‘Because I am a Girl’: Identity and Positioning in Afghani Women Narratives

Document Type : Original Article

Author

Department of English, Faculty of Al-Alsun, Ain Shams University, Cairo, Egypt.

Abstract

This study investigates how Afghani women position themselves and others in gender-based violence (GBV) narratives. It examines how they simultaneously construct their identities. The data belong to the Afghani Women Writing Project (AWWP), a website launched in 2009, as an attempt to give voice to silenced Afghani women before, during and after Taliban regime.
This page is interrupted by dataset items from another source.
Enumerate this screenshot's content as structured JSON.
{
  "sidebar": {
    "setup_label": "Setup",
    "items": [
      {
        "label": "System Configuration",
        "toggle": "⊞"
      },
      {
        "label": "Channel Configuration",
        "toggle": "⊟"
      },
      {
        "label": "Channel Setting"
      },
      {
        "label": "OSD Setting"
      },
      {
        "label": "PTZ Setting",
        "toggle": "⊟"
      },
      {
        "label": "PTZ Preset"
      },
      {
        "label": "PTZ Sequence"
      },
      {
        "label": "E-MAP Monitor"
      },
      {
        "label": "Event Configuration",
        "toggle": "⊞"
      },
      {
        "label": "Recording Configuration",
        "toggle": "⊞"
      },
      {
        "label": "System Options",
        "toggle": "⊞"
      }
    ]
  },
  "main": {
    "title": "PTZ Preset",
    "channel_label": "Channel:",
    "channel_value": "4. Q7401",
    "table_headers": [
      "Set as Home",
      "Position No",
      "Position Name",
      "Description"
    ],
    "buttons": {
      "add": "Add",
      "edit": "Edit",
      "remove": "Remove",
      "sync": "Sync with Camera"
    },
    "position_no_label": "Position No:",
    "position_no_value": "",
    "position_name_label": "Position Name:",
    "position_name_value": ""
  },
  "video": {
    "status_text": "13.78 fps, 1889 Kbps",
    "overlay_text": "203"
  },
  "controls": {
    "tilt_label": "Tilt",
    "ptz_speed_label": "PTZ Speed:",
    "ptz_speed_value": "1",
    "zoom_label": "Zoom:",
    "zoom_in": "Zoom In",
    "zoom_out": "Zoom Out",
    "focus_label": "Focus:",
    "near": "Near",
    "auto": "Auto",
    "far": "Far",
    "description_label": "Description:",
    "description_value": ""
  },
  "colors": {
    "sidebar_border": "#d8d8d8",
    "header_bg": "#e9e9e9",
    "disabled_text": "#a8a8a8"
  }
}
The study adopts a qualitative methodology of analysing a select number of narratives using Bucholtz and Hall (2005) Identity Framework, with special focus on the indexicality principle, which informs how identity is linguistically encoded via the different lexical, structural and pragmatic resources in the narrative. The results of the micro-linguistic analysis are further analysed in the light of Bamberg’s (1997, 2004) model of positioning, which examines how narrators position themselves vis-à-vis the other participants in the narrative, the outer environment, and most importantly, themselves. Findings show two opposing identity positions. First, the narrators are positioned as agents, in control of events and has the ability to change. Second, the story characters within the narratives are positioned as victims of different forms of GBV, totally submissive to different forms of oppression. These findings scaffold the growing assumption that narratives are identity-construction tools in discursive interaction.